Le gouvernement sud-africain se distancie des poursuites lancées par des victimes de l'apartheid. Notamment contre l'UBS et le Credit Suisse Group.

Il estime qu’elles risquent de décourager les investissements étrangers en Afrique du Sud.

«Nous ne soutenons pas ces demandes de réparations individuelles, explique le ministre sud-africain de la justice, car nous négocions avec les compagnies qui font actuellement l’objet de poursuites.»

Et Penuell Maduna de préciser dans les colonnes du quotidien Business Day que ces pourparlers portent justement sur de futurs investissements dans l’Afrique du sud post-partheid.

«L’Afrique du Sud n’a pas besoin de ces poursuites», renchérit, le ministre sud-africain des finances Trevor Manuel, également cité par Business Day.
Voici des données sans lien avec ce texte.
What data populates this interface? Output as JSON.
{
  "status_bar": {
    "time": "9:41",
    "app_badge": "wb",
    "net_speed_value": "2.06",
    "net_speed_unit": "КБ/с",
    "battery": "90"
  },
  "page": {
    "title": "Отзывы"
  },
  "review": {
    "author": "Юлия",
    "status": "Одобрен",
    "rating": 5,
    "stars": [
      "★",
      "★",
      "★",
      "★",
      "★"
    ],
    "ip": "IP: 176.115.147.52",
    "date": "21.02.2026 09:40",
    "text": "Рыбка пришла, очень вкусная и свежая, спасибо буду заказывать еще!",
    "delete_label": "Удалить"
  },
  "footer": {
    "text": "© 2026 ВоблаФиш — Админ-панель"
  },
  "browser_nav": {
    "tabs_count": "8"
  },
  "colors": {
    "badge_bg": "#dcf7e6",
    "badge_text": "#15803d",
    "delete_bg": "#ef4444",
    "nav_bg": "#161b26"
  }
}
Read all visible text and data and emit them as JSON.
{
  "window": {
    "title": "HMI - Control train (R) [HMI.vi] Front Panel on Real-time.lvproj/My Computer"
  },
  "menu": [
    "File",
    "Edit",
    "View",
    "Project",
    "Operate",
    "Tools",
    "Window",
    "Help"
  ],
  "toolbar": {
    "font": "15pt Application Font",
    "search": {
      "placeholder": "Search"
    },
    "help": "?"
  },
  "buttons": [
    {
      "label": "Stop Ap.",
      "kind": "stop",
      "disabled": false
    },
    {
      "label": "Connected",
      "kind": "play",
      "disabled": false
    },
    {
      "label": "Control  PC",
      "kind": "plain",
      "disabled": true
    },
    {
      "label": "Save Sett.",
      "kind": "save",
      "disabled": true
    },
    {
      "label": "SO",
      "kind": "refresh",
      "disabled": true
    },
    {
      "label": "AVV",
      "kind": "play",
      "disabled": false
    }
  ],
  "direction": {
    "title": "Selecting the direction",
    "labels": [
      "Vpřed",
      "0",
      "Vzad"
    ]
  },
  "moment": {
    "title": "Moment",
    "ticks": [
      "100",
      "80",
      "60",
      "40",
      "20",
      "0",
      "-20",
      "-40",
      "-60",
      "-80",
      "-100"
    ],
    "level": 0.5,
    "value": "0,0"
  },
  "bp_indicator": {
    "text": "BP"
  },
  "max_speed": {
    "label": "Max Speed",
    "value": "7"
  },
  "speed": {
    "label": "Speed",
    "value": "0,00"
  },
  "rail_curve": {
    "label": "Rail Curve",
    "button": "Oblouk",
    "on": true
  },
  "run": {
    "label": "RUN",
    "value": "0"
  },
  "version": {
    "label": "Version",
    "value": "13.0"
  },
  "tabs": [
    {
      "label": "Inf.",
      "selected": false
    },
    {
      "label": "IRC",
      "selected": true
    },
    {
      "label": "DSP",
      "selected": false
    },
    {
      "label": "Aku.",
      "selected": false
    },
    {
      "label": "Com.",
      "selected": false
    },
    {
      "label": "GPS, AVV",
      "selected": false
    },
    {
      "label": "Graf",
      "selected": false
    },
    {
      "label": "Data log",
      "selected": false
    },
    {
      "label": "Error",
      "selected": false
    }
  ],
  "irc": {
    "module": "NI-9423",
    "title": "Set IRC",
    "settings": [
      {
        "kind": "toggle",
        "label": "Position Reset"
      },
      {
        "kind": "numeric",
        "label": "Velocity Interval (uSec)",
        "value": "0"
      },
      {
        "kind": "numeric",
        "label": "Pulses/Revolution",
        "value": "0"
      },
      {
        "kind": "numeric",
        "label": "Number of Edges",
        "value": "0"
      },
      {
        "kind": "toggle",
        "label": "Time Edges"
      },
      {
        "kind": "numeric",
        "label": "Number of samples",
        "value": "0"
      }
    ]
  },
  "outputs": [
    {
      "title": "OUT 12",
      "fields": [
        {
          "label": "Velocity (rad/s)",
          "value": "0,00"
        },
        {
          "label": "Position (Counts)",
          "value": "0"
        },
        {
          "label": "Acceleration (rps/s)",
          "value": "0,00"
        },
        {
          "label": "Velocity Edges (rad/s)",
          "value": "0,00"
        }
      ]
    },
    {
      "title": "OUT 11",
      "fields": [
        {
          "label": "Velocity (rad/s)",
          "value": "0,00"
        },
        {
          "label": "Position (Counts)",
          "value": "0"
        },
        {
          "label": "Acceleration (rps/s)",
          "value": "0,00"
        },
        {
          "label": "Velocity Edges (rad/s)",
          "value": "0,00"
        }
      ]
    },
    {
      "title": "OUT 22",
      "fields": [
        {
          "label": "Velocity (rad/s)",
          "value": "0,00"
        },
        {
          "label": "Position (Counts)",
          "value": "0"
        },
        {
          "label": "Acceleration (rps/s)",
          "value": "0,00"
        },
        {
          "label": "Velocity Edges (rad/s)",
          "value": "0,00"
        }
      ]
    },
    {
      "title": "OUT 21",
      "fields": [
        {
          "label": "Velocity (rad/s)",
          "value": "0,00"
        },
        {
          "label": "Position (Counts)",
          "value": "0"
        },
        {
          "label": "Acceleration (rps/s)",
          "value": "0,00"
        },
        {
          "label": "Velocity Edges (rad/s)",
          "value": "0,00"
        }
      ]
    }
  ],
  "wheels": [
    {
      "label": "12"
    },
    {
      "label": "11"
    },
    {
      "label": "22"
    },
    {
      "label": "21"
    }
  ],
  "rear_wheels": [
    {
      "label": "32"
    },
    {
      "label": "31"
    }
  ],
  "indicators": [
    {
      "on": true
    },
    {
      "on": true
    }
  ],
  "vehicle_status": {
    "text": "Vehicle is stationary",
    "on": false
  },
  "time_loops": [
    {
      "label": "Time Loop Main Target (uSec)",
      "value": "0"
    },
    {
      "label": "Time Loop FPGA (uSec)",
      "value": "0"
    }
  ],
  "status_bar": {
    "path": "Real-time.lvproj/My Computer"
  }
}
Le fossoyeur de l’apartheid

Deux professions de foi qui font suite à celle de Frederik de Klerk. En effet, le 8 novembre, l’ancien président sud-africain s’était, lui également, prononcé contre les plaintes collectives.

Pour celui qui fut le fossoyeur du régime de séparation des races, elles créent des précédents qui vont «paralyser l’aptitude des banques et des entreprises à conclure des affaires».

Bref, le gouvernement sud-africain réitère clairement son «indifférence» sinon une ferme hostilité face aux actions en justice lancée par la coalition Jubilee 2000 qui regroupe 4000 ONG.

Un «crime contre l’humanité»

Dans une plainte déposée à New York le 12 novembre, Jubilee 2000 accusent une vingtaine d’entreprises et de banques étrangères (dont l’UBS et le CSG) d’avoir coopéré avec l’ancien gouvernement raciste sud-africain.

Grâce à leurs investissements, estiment les ONG, ces compagnies-là ont permis au régime de l’apartheid «de survivre malgré les sanctions de l’ONU». Et elles ont donc ainsi indirectement participé à un «crime contre l’humanité».

Trois des sociétés directement visées, en l’occurrence UBS, Crédit Suisse Group et Daimler Chrysler, ont immédiatement rejeté ces accusations, les qualifiant d’ «injustifiées».